With deduplication technologies, the deduplication software breaks files down into blocks and then inspects those blocks for duplicate patterns in the data. Once found, the deduplication software replaces copies of the pattern with pointers in its file system to the initial instance. Deduplication originally began in backup storage, but with IT's storage worries, it was only a matter of time before the technology was applied to primary storage. Today, EMC, Ocarina, Nexenta, GeenBytes and HiFn, to name a few, are all bringing deduplication to primary storage.
More specifically, there are three factors that George Crump and Howard Marks, Network Computing Contributors, point out driving this phenomenon. For one, storage is growing too fast for IT staffs to manage.

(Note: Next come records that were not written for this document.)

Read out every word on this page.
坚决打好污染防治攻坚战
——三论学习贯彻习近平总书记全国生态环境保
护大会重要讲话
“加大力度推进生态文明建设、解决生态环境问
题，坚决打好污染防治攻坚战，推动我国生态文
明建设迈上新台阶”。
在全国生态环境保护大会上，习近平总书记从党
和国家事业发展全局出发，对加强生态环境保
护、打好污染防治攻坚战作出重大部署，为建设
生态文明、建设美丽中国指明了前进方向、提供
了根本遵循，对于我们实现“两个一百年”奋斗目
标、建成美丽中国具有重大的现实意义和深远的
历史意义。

Extra copies of data are going to occur, such as several copies of data dumps, multiple versions of files and duplicate images files. Primary storage deduplication catches these instances. The second play for primary storage deduplication is in storage of virtualized server and desktop images. The redundancy between these image files is very high. Primary storage deduplication will eliminate this redundancy as well, potentially saving terabytes of capacity. In many cases, the read back from deduplicated data offers little or no performance impact.
The third and potentially the biggest payoff is that deduplicating primary storage will effect optimization. Copies of data, backups, snapshots and even replication jobs should all require less capacity. This does not remove the need for a secondary backup; every so often it seems like it will be a good idea to have a stand-alone copy of data not tied back to any deduplication or snapshot metadata. Being able to deduplicate data earlier in the process does potentially reduce the frequency that a separate device is used, especially if the primary storage system replicates to a similarly enabled system in a DR location.
Deduplicating the primary storage isn't without risks and misconceptions. Deduplication ratios are dependent on the type data being operated on. Backup data, for example is highly repetitive, letting deduplication ratios to run as much as 20:1, but those opportunities don't existing in primary storage where ratios tend to run closer to 2:1. There's also a performance penalty with deduplication that won't be acceptable in certain situations, such as online transaction processing (OLTP) applications. Finally, as Marks points out, deduplication systems aren't all alike and using a primary deduplication system with the wrong backup application could result in significant problems.